Embora veja essa apenas como a face mais visível da crise ambiental e defenda que saiamos dessas base para efetivamente pensar algo novo além do capitalismo, o professor compreende que qualquer tipo de ação para frear a degradação é bem-vinda. “Claro que ações como economia solidária são importantes e devem ser estimuladas. O que proponho aqui é que pensemos além. Uma vez que compreendemos que o capitalismo está nessa base social, precisamos compreender que ele vai se mover para valorar tudo, a filosofia, a arte, a educação, o lazer, o encontro das pessoas. E é isso que precisamos romper. Não tem um modelo pronto”, justifica.
O último aspecto destrutivo do capitalismo abordado pelo professor Jappe tem relação direta com psicanálise, área que já vem flertando desde outros trabalhos, como seu livro “A sociedade autofágica: capitalismo, desmesura e autodestruição”. Ele associa o sujeito do capitalismo à categoria psicanalítica do narcisismo, aquele que é incapaz de dar conta do mundo em volta de si e trabalha pela sua projeção vendo os outros como relés instrumentos de si. “Psicanalistas apontam aumento de distúrbios narcísicos em vista da neurose clássica”, observa Jappe.
Esses relatos de profissionais da área da saúde mental indicam, segundo o professor, que as reações do capitalismo têm gerado consequências sérias na psiqué em níveis individuais e coletivos. Ele explica que o capitalismo tem um vazio interior. A própria perspectiva mais abstrata do trabalho humano, com as mudanças do capitalismo, tem se esgotado em um vazio. “Esse apagamento no processo de produção tem se configurado como uma luta do indivíduo porque não se vê mais na relação com os outro e isso gera esses vazios”, analisa.
Da ânsia de descarregar os sentimentos que vêm desse vazio, manifesta-se a violência. “É essa violência que se emprega sobre os outros.
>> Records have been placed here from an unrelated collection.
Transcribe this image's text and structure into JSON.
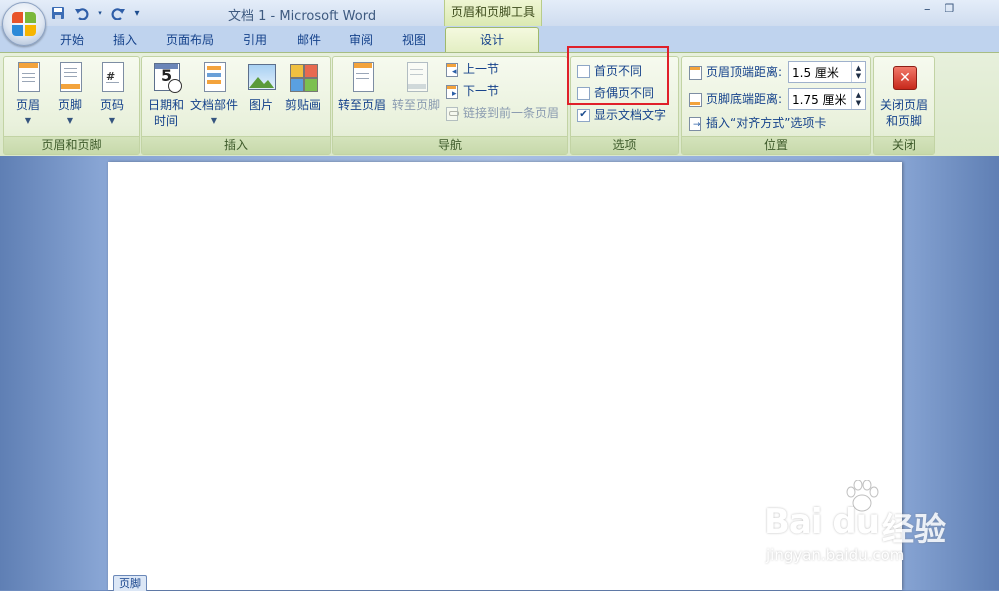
{
  "window": {
    "title": "文档 1 - Microsoft Word",
    "context_tab_title": "页眉和页脚工具",
    "controls": {
      "minimize": "–",
      "restore": "❐"
    }
  },
  "qat": {
    "save_icon": "save-icon",
    "undo_icon": "undo-icon",
    "redo_icon": "redo-icon",
    "customize": "▾"
  },
  "tabs": [
    {
      "label": "开始"
    },
    {
      "label": "插入"
    },
    {
      "label": "页面布局"
    },
    {
      "label": "引用"
    },
    {
      "label": "邮件"
    },
    {
      "label": "审阅"
    },
    {
      "label": "视图"
    },
    {
      "label": "设计",
      "active": true
    }
  ],
  "groups": {
    "header_footer": {
      "label": "页眉和页脚",
      "header": "页眉",
      "footer": "页脚",
      "page_number": "页码"
    },
    "insert": {
      "label": "插入",
      "datetime_line1": "日期和",
      "datetime_line2": "时间",
      "quickparts": "文档部件",
      "picture": "图片",
      "clipart": "剪贴画"
    },
    "navigation": {
      "label": "导航",
      "goto_header": "转至页眉",
      "goto_footer": "转至页脚",
      "prev_section": "上一节",
      "next_section": "下一节",
      "link_previous": "链接到前一条页眉"
    },
    "options": {
      "label": "选项",
      "different_first_page": "首页不同",
      "different_odd_even": "奇偶页不同",
      "show_document_text": "显示文档文字",
      "different_first_page_checked": false,
      "different_odd_even_checked": false,
      "show_document_text_checked": true
    },
    "position": {
      "label": "位置",
      "header_from_top_label": "页眉顶端距离:",
      "header_from_top_value": "1.5 厘米",
      "footer_from_bottom_label": "页脚底端距离:",
      "footer_from_bottom_value": "1.75 厘米",
      "insert_alignment_tab": "插入“对齐方式”选项卡"
    },
    "close": {
      "label": "关闭",
      "close_line1": "关闭页眉",
      "close_line2": "和页脚"
    }
  },
  "document": {
    "footer_tag": "页脚"
  },
  "watermark": {
    "brand": "Bai du",
    "cn": "经验",
    "url": "jingyan.baidu.com"
  },
  "colors": {
    "highlight": "#e0202a",
    "context_tab": "#dbe9b2",
    "ribbon": "#e9f1dc"
  }
}
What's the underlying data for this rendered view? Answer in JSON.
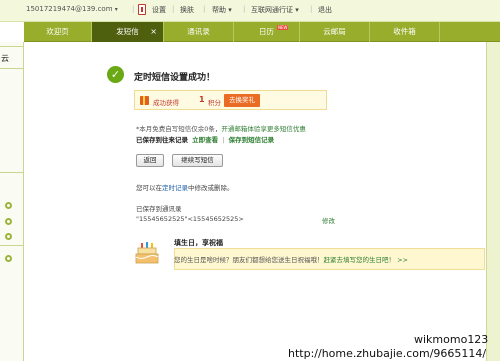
{
  "topbar": {
    "account": "15017219474@139.com",
    "items": [
      "设置",
      "换肤",
      "帮助",
      "互联网通行证",
      "退出"
    ]
  },
  "tabs": [
    {
      "label": "欢迎页"
    },
    {
      "label": "发短信",
      "close": "×"
    },
    {
      "label": "通讯录"
    },
    {
      "label": "日历",
      "badge": "NEW"
    },
    {
      "label": "云邮局"
    },
    {
      "label": "收件箱"
    }
  ],
  "leftnav": {
    "label1": "箱",
    "label2": "云"
  },
  "success": {
    "title": "定时短信设置成功！",
    "reward_text": "成功获得",
    "reward_num": "1",
    "reward_unit": "积分",
    "reward_btn": "去换奖礼",
    "line1_a": "*本月免费自写短信仅余0条，",
    "line1_b": "开通邮箱体验享更多短信优惠",
    "line2_a": "已保存到往来记录",
    "line2_b": "立即查看",
    "line2_sep": "|",
    "line2_c": "保存到短信记录"
  },
  "buttons": {
    "back": "返回",
    "continue": "继续写短信"
  },
  "info": {
    "line_a": "您可以在",
    "line_link": "定时记录",
    "line_b": "中修改或删除。",
    "saved_label": "已保存到通讯录",
    "contact": "\"15545652525\"<15545652525>",
    "modify": "修改"
  },
  "birthday": {
    "title": "填生日，享祝福",
    "text_a": "您的生日是啥时候？朋友们都想给您送生日祝福哦！",
    "text_link": "赶紧去填写您的生日吧！",
    "more": ">>"
  },
  "watermark": {
    "line1": "wikmomo123",
    "line2": "http://home.zhubajie.com/9665114/"
  },
  "colors": {
    "tabbar": "#97ad2b",
    "active_tab": "#4e5f0e",
    "success": "#6aa814",
    "reward_btn": "#ea6c24"
  }
}
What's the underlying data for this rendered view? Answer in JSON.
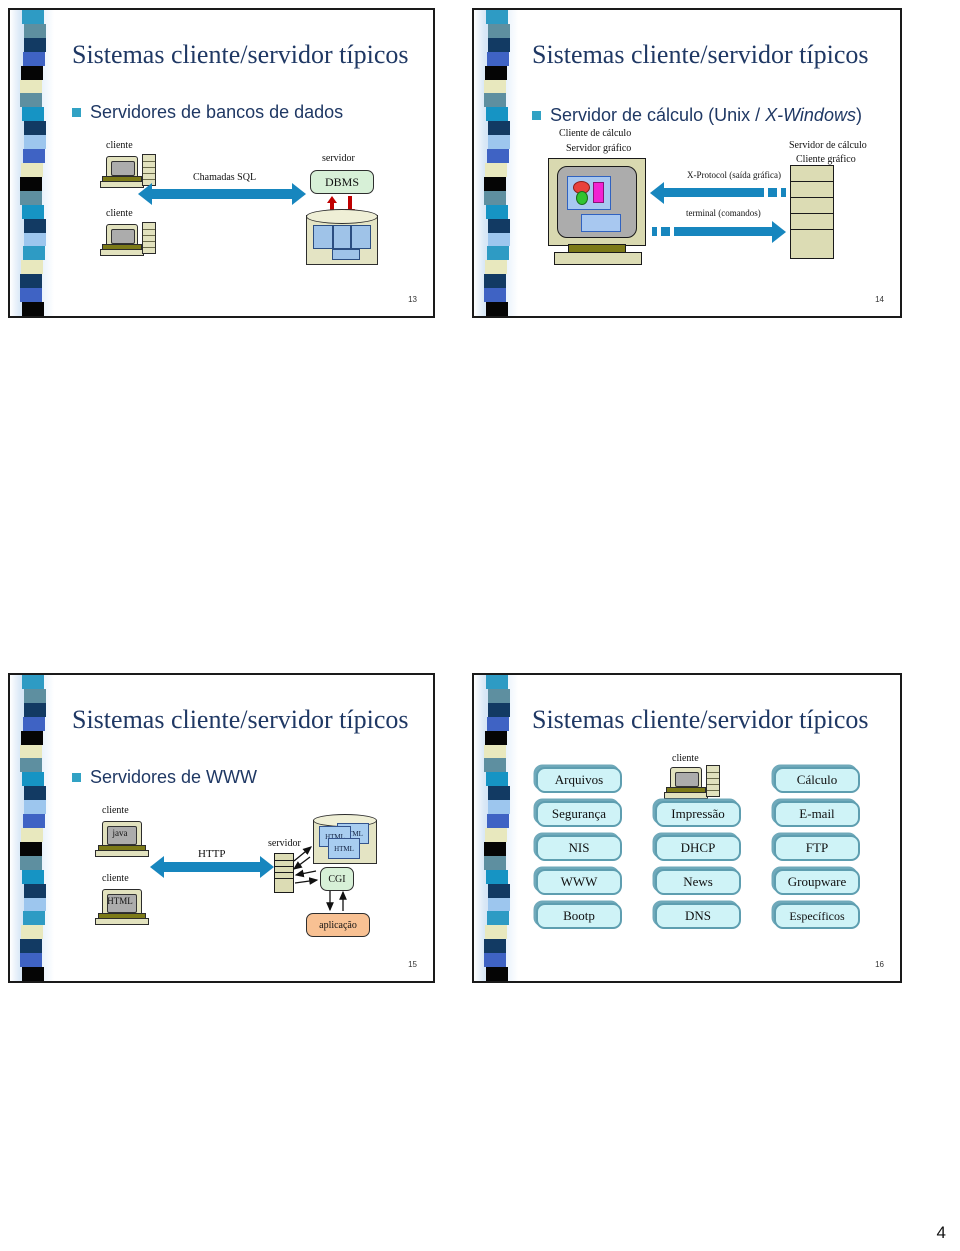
{
  "document": {
    "page_number": "4"
  },
  "palette": {
    "title_color": "#1F3864",
    "bullet_color": "#31A2C4",
    "arrow_blue": "#1786BE",
    "red_arrow": "#C00000",
    "green_box": "#D7F0D7",
    "orange_box": "#F8C193",
    "service_box": "#CFF3F7",
    "service_border": "#5E9EB0"
  },
  "strip_colors": [
    "#2E9BC4",
    "#5E8FA0",
    "#123A63",
    "#3F63C4",
    "#050505",
    "#E8E8BE",
    "#5E8FA0",
    "#1694C4",
    "#123A63",
    "#9DC6EE",
    "#3F63C4",
    "#E8E8BE",
    "#050505",
    "#5E8FA0",
    "#1694C4",
    "#123A63",
    "#9DC6EE",
    "#2E9BC4",
    "#E8E8BE",
    "#123A63",
    "#3F63C4",
    "#050505"
  ],
  "slides": [
    {
      "id": "slide-13",
      "number": "13",
      "title": "Sistemas cliente/servidor típicos",
      "bullet": "Servidores de bancos de dados",
      "labels": {
        "client_top": "cliente",
        "client_bottom": "cliente",
        "link": "Chamadas SQL",
        "server": "servidor",
        "dbms": "DBMS"
      }
    },
    {
      "id": "slide-14",
      "number": "14",
      "title": "Sistemas cliente/servidor típicos",
      "bullet_plain": "Servidor de cálculo (Unix / ",
      "bullet_italic": "X-Windows",
      "bullet_tail": ")",
      "labels": {
        "left_line1": "Cliente de cálculo",
        "left_line2": "Servidor gráfico",
        "right_line1": "Servidor de cálculo",
        "right_line2": "Cliente gráfico",
        "arrow_top_italic": "X-Protocol",
        "arrow_top_rest": " (saída gráfica)",
        "arrow_bottom_italic": "terminal",
        "arrow_bottom_rest": " (comandos)"
      }
    },
    {
      "id": "slide-15",
      "number": "15",
      "title": "Sistemas cliente/servidor típicos",
      "bullet": "Servidores de WWW",
      "labels": {
        "client_top": "cliente",
        "client_top_tech": "java",
        "client_bottom": "cliente",
        "client_bottom_tech": "HTML",
        "link": "HTTP",
        "server": "servidor",
        "page1": "HTML",
        "page2": "HTML",
        "page3": "HTML",
        "cgi": "CGI",
        "app": "aplicação"
      }
    },
    {
      "id": "slide-16",
      "number": "16",
      "title": "Sistemas cliente/servidor típicos",
      "client_label": "cliente",
      "services": [
        [
          "Arquivos",
          "",
          "Cálculo"
        ],
        [
          "Segurança",
          "Impressão",
          "E-mail"
        ],
        [
          "NIS",
          "DHCP",
          "FTP"
        ],
        [
          "WWW",
          "News",
          "Groupware"
        ],
        [
          "Bootp",
          "DNS",
          "Específicos"
        ]
      ]
    }
  ]
}
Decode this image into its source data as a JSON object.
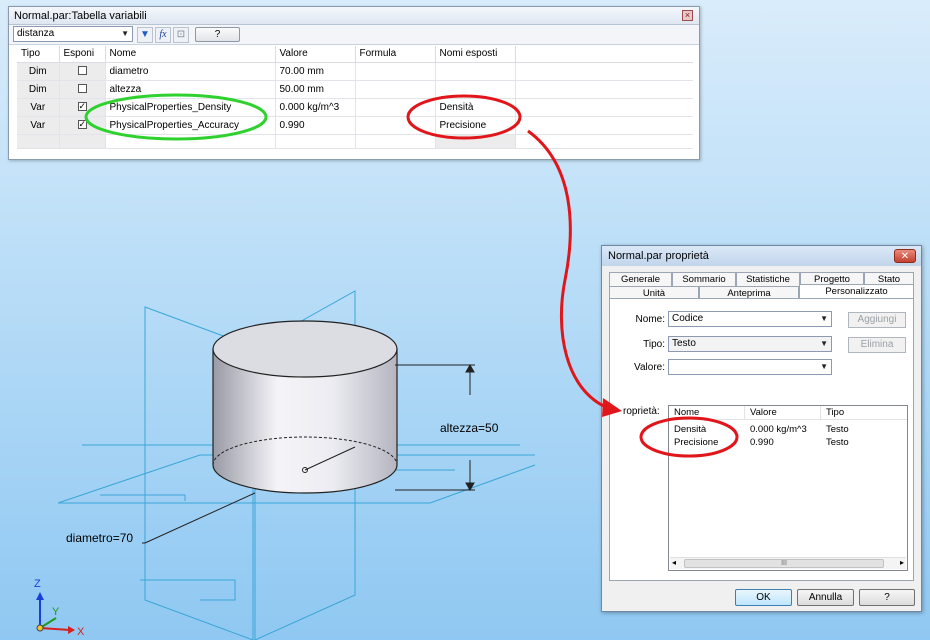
{
  "var_window": {
    "title": "Normal.par:Tabella variabili",
    "filter_value": "distanza",
    "help_button": "?",
    "columns": [
      "Tipo",
      "Esponi",
      "Nome",
      "Valore",
      "Formula",
      "Nomi esposti"
    ],
    "rows": [
      {
        "tipo": "Dim",
        "esponi": false,
        "nome": "diametro",
        "valore": "70.00 mm",
        "formula": "",
        "nome_esposto": ""
      },
      {
        "tipo": "Dim",
        "esponi": false,
        "nome": "altezza",
        "valore": "50.00 mm",
        "formula": "",
        "nome_esposto": ""
      },
      {
        "tipo": "Var",
        "esponi": true,
        "nome": "PhysicalProperties_Density",
        "valore": "0.000 kg/m^3",
        "formula": "",
        "nome_esposto": "Densità"
      },
      {
        "tipo": "Var",
        "esponi": true,
        "nome": "PhysicalProperties_Accuracy",
        "valore": "0.990",
        "formula": "",
        "nome_esposto": "Precisione"
      }
    ]
  },
  "model_view": {
    "altezza_label": "altezza=50",
    "diametro_label": "diametro=70",
    "axes": {
      "z": "Z",
      "y": "Y",
      "x": "X"
    }
  },
  "prop_dialog": {
    "title": "Normal.par proprietà",
    "tabs_row1": [
      "Generale",
      "Sommario",
      "Statistiche",
      "Progetto",
      "Stato"
    ],
    "tabs_row2": [
      "Unità",
      "Anteprima",
      "Personalizzato"
    ],
    "nome_label": "Nome:",
    "nome_value": "Codice",
    "tipo_label": "Tipo:",
    "tipo_value": "Testo",
    "valore_label": "Valore:",
    "valore_value": "",
    "aggiungi": "Aggiungi",
    "elimina": "Elimina",
    "proprieta_label": "roprietà:",
    "list_columns": [
      "Nome",
      "Valore",
      "Tipo"
    ],
    "list_rows": [
      {
        "nome": "Densità",
        "valore": "0.000 kg/m^3",
        "tipo": "Testo"
      },
      {
        "nome": "Precisione",
        "valore": "0.990",
        "tipo": "Testo"
      }
    ],
    "scroll_grip": "III",
    "ok": "OK",
    "annulla": "Annulla",
    "help": "?"
  },
  "colors": {
    "green_highlight": "#2fd12f",
    "red_highlight": "#e0161b",
    "wireframe_blue": "#3aa6d8"
  }
}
Veja esses casos de assassinatos em massa em que pessoas invadem escolas, cinemas e shoppings matando muitas pessoas e, muitas vezes, no final até se suicidando. Há um ódio em si mesmo, um vazio”. Por isso, Jappe alerta para movimentos do capitalismo de nosso tempo que fazem com que as pessoas façam de tudo para se satisfazerem ou ocuparem esse vazio. Não por acaso, em seu livro, recupera o mito do nobre que devora a tudo, até a si mesmo.
Filósofo e ensaísta nascido na Alemanha, fez seus estudos na Itália e na França. Além de inúmeros artigos na revista alemã Krisis, é autor do livro Guy Debord, sobre a vida e a obra do pensador e ativista francês (publicado no Brasil pela editora Vozes).
Também publicou o livro As Aventuras da Mercadoria (pela Editora Antígona, de Lisboa) que reconstrói a trajetória filosófica e política da crítica do valor. Outras publicações recentes de Jappe são os títulos Violência, mas para quê? e Crédito à morte, ambos construídos com ensaios publicados por ele em revistas francesas. Esses títulos foram publicados em português, no Brasil, pela editora Hedra.